Taken from the window of the office in the house where I'm writing this.
There was a time when I really hated San Francisco. It wasn't simply the old rivalry thing between L.A. and San Francisco. Well, maybe it was a little of that. But there was something about the place that just plain annoyed me, gave me the creeps, felt wrong and shallow and, in the Texan phrase - all hat and no cattle.
I don't feel that way any longer. I now really like, even love, some things about the place, but as a whole I find it merely okay. These days I think of it as having an over-sized hat for the amount of cattle it does have. But it does indeed have some pretty nice bovines.
City Lights Bookstore is certainly one of them. Every time I'm in San Francisco, even if only for a few hours, I have to go there. It is a shrine, a monument, a place to go and pay homage - and money also, of course. I feel it is my obligation to future generations to help support the place. And it is so filled with books that are difficult, if not impossible, to find elsewhere that the trick is to narrow down my selections to a semi-affordable lot. My trip there yesterday cost me a bit north of a hundred bucks but I'll be savoring it for weeks to come. (I'm a slow reader.)
The Berkeley Bowl - okay, so it's in Berkeley, not in San Francisco - is one of the very greatest, if not the very greatest supermarkets on the planet. L.A. kicks the Bay Area's ass when it comes to variety and quality of ethnic markets, but we have nothing that can even come close to the Berkeley Bowl for a comprehensive, high-quality, reasonably-priced general supermarket. The best similar market in L.A. is practically a convenience store by comparison. I nearly cried when I was in there the other day. Central Market in Austin, Texas is the closest I've seen to it, but even it is not quite up to Berkeley Bowl's snuff - and it's a lot more expensive.
I have had some excellent meals since I've been here. The two standouts having been in Oakland: Lunch at The Brick Pig's House where the 90 year old family bbq recipe from Arkansas is going very strong. And dinner last night at Commis which was innovative and interesting and fun and very tasty indeed.
Other than seeing some friends, I haven't done much else here. (I've been house-sitting for four days.) Sadly, my favorite bar in the city - Jezebel's Joint - has long since closed down. It was a place that was representative of one of the other things I do like a lot about this place - it's easy, fluid, laissez-faire sexuality. In that sense the Bay Area does seem like a more highly evolved sort of place than most.

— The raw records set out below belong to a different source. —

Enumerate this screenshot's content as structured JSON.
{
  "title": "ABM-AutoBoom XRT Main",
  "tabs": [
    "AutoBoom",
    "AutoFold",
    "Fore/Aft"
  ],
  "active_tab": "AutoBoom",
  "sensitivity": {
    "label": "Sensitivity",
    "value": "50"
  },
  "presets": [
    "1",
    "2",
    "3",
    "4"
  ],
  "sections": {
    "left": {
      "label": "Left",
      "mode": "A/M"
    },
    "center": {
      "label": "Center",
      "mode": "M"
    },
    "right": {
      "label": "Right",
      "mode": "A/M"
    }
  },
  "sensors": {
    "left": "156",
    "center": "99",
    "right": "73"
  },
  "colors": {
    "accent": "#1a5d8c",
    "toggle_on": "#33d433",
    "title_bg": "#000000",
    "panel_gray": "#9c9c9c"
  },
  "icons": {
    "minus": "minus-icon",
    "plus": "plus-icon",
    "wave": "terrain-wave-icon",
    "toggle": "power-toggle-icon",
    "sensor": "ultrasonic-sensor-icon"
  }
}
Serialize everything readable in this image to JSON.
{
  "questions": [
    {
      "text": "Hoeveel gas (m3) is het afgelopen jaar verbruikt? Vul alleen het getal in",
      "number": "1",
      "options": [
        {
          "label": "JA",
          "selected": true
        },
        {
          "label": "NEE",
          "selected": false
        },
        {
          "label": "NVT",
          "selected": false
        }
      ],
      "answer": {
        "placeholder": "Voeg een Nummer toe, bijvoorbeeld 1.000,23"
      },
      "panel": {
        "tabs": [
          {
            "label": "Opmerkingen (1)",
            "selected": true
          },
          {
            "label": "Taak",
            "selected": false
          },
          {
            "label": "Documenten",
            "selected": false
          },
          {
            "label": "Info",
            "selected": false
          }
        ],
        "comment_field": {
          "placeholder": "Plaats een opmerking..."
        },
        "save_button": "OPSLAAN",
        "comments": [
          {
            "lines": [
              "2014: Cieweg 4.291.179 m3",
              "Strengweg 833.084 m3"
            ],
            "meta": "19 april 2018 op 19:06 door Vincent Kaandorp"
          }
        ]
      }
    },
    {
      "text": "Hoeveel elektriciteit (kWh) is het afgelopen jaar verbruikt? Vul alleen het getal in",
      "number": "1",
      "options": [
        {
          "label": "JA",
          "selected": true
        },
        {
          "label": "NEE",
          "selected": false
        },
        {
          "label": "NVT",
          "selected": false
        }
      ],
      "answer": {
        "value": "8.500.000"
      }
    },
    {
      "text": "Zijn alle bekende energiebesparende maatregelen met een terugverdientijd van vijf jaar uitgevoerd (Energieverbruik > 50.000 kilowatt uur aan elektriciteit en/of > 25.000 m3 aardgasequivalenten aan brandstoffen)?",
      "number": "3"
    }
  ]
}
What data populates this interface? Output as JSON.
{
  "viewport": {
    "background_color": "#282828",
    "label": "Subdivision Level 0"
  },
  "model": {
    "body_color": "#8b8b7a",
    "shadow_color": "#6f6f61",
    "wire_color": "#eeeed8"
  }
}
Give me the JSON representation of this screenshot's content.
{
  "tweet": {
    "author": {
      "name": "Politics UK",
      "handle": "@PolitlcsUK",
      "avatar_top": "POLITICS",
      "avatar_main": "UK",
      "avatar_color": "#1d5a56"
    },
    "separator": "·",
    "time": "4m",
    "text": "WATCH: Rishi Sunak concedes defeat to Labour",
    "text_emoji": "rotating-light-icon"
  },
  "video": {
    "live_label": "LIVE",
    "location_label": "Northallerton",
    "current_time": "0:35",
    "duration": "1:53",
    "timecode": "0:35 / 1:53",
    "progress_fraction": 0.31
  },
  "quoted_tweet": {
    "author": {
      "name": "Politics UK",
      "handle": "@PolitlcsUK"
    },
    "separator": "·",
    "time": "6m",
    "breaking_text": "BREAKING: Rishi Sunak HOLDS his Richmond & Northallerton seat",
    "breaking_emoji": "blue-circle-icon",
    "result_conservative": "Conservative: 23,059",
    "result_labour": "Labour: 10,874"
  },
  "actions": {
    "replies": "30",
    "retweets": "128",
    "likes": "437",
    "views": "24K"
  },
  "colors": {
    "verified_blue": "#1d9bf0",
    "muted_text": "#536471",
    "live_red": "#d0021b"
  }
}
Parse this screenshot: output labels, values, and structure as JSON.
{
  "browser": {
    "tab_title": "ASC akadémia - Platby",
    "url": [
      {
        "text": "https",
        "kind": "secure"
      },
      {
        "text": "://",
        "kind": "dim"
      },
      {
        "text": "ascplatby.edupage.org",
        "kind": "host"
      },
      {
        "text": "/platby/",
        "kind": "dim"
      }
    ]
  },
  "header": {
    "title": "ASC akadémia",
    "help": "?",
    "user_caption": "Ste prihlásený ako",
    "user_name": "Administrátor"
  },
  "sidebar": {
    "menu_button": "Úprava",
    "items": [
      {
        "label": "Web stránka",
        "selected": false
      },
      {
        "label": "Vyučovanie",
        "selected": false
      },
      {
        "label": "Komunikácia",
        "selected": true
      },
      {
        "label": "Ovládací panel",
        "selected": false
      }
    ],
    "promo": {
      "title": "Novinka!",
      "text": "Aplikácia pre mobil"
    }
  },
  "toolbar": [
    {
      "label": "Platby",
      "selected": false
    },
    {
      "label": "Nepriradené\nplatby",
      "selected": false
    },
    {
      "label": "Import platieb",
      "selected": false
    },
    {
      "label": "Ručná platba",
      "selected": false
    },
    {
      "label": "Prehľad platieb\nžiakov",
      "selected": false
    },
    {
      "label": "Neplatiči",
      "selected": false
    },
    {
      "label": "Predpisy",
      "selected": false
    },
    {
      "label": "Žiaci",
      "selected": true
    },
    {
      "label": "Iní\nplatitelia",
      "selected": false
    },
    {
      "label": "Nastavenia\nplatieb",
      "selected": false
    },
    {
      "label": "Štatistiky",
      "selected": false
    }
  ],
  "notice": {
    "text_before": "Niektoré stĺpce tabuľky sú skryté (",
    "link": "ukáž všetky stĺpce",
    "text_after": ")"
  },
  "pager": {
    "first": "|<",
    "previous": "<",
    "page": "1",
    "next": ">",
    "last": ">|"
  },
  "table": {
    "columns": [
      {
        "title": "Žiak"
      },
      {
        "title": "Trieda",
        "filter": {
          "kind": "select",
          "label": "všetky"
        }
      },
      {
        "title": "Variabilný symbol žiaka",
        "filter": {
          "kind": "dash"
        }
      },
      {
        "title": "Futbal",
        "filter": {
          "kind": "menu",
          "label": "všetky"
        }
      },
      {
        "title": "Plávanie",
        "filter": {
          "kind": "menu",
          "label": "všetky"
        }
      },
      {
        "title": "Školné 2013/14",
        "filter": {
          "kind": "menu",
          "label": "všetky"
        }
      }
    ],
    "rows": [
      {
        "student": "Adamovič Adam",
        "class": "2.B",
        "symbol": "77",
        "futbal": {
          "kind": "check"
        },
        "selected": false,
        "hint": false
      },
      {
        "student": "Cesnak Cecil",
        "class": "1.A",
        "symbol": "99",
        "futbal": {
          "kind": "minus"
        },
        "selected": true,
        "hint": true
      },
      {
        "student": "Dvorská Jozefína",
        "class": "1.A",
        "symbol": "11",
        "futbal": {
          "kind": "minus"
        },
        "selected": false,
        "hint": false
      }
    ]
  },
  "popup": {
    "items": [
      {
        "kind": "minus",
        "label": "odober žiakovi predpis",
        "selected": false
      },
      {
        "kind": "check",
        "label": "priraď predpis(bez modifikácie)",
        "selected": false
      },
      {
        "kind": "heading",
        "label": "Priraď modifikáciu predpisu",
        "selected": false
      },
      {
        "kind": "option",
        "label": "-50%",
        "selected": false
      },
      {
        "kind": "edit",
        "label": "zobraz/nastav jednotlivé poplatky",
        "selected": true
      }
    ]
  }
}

Then again, in the spirit of competitiveness between SF and LA (and NYC, too, for that matter) I would like to point out that L.A. (in Silverlake, my neighborhood) had a large gay rights demonstration - following a raid on a gay bar called The Black Cat - a full two years before the more famous Stonewall events in NYC. And in 1911, when California voted in favor of women's suffrage, it narrowly passed only because more people in Los Angeles voted in favor of it than did in San Francisco where it lost.
So, in the days I've been up here I left my heart in Los Angeles, but there are some things I wish I could take back home from here with me when I head back down Interstate 5.